Since the foundation of Sharp Funeral Home, the policy to provide full information to the public about funeral arrangements is expressed by our statement, Informed People Make Wiser Decisions.
For this reason we are adaptable and responsive to your needs and desires. This is a tradition we have maintained since the founding of Sharp Funeral Home in 1938.
Today, when individual attitudes require a variety of funeral service alternatives we at Sharp Funeral Home have adapted to the changes required by our customers who are the foundation of our business.
We offer a full and complete traditional service, immediate burial or direct burial, cremation, either direct or with a service, forwarding of remains to another funeral home, and receiving of remains from another funeral home.
Cremation: An Alternative
In many countries, including England and Japan, cremation is the most common form of disposition. In America, only about 15 percent of the population choose cremation for themselves or a loved one.
Those who choose cremation over earth burial give their reasons for doing so as a desire to save land, save money or follow the ashes-to-ashes and dust-to-dust philosophy.
Those who don’t choose cremation often say their reasons are religious or have to do with personal beliefs.
Cremation changes the body into its basic elements through heat and evaporation.

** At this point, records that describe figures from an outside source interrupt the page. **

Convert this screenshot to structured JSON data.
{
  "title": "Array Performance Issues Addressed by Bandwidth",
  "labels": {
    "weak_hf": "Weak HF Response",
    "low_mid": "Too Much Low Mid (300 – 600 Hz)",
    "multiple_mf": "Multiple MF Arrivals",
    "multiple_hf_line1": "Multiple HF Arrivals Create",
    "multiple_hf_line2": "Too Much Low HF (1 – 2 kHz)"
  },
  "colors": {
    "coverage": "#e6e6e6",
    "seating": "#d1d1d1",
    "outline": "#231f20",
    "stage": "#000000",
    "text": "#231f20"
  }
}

The body is placed in a container (usually either a casket or a rigid combustible container) and taken to a crematory, or crematorium. The container is placed in a retort – a specially designed furnace – where intense heat or fire reduces the body to ashes in about two hours. During the cremation, smoke and gases are re-circulated through the furnace so they don’t escape into the open air. After cremation is completed, the ashes are placed in an urn or canister.
What to do with the remains…….
The family has several choices concerning the deceased person’s cremated remains. One choice is inurnment, whereby the remains are kept within an urn and placed in a columbarium, an arrangement of niches or recessed compartments.
Another option is to bury the container or urn in a grave within a family plot. The cremated remains of one or two people can be buried in a single space; some families choose to erect a memorial stone at the site.
A final option is to scatter the remains – over the ground, into a stream or over a body of water. The location is usually one that held some significance for the deceased person. It is illegal to scatter remains in some locations, however, so families should ask their funeral director for advice when selecting a site.
A person who chooses cremation over earth burial does not have to forgo the traditional customs that make up a funeral. Visitation can still be held if desired, and friends and family members may still attend a worship service or ceremony to commemorate the deceased.
Cremation actually allows more ……
Cremation allows more options because the memorial service doesn’t have to be held right away as traditional services do.
Those interested in cremations are advised to look into the process, find out what kind of services are available in their area, and discuss their wishes with their family. This will prevent the need to compound the family’s grief at the time of death.
We at Sharp Funeral Home, can offer you a variety of burial urns, as well as keepsake urns and keepsake jewelry. Feel free to compare our prices and quality with any other funeral home.
What is Required Before Cremation can take place?
The funeral home is required to obtain a cremation permit. This permit must be signed by the medical examiner from the county in which the death occurred and also the attending physician. Upon receiving permission from the medical examiner and physician, the permit is then sent to the health department for certification. Once this has taken place the funeral home is free to take your deceased loved one to the crematory for cremation. The funeral home must place an identification tag on the deceased.
We hope this will be helpful in your decision concerning cremation.